A Real Look At The Life As An Oncology Nurse

Lunch is not a given. It's a gift. When you are running around responding to CODE BLUE's there sometimes isn't even time to take a bathroom break during your shift. Life as an oncology nurse is an incredibly demanding and incredibly rewarding profession. You have to be ready to face life and death equally and be able to accept that your best is all you can do. Imagine starting your shift with an emergency and within a half hour, you've lost one of your patients. Her family is present and everything inside you screams for you to stay and help their grieving process in any way possible. But another patient has just been admitted who, though appearing and feeling in relatively fine health, is incredibly ill. You have limited information as part of the reason she is here it to be more accurately diagnosed.

This woman's blood isn't clotting, which means she could bleed excessively unless action is immediately taken. And her white blood cell count is fifteen times what is normal, a problem called "blast crisis." She also has a condition which can cause abnormal heart rhythms. Combining these three problems means the clock is ticking on this poor patient's life and you have a long shift ahead of you. The patient will need potassium for the cardiac condition.
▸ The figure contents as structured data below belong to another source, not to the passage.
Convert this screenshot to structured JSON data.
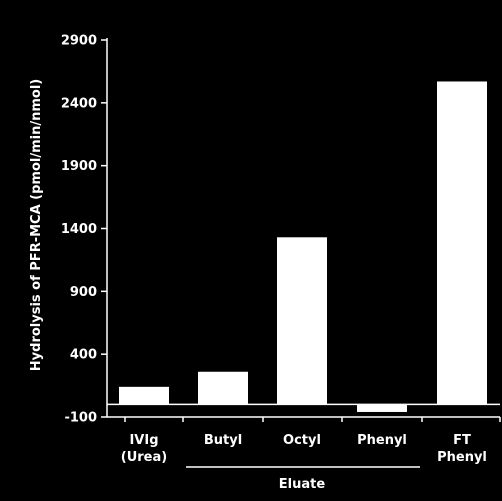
{
  "chart_data": {
    "type": "bar",
    "title": "",
    "ylabel": "Hydrolysis of PFR-MCA (pmol/min/nmol)",
    "xlabel": "",
    "group_label": "Eluate",
    "categories": [
      [
        "IVIg",
        "(Urea)"
      ],
      [
        "Butyl"
      ],
      [
        "Octyl"
      ],
      [
        "Phenyl"
      ],
      [
        "FT",
        "Phenyl"
      ]
    ],
    "values": [
      140,
      260,
      1330,
      -60,
      2570
    ],
    "ylim": [
      -100,
      2900
    ],
    "yticks": [
      -100,
      400,
      900,
      1400,
      1900,
      2400,
      2900
    ],
    "grid": false,
    "colors": {
      "background": "#000000",
      "bars": "#ffffff",
      "axes": "#ffffff"
    }
  }
}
To lower the white blood cell count, she will need an oral chemotherapy agent and a bone marrow biopsy to see if it could be leukemia. During all of this, the patient develops a high temperature, and now the risk of infection complicates matters further.

As an oncology nurse, you will forever be dealing with blood products, chemotherapy, IV antibiotics, electrolyte replacements, and fevers. You will become an expert at drawing blood from central lines and at various styles of suctioning so your patients don't gurgle. You will get to know your patients personally and do everything you can to make their stay less terrible, whether that be an extra blanket or an ice cream party for the whole corridor. You will be working with some people who are using all their available energy to just breathe. There will be a lot of turning, toileting, feeding, and personal care. You will need to change dressings and know every drug and medication by heart to be ready for complications or side effects. You will need to mask almost all of your negative emotions to be the smiling anchor for these patients to rely on.

Oncology nursing is often a choice for new graduates and a great way to get experience. Someone coming in with a BSN may feel more prepared, but those starting with an AND will have more bedside skills. Remember that you are not only dealing with the patient, but the emotional state of the family and all the visitors. It is not for the faint of heart and it will most certainly take you to the brink of physical and emotional exhaustion, but the lives that you save and the hearts that you touch will be well worth it.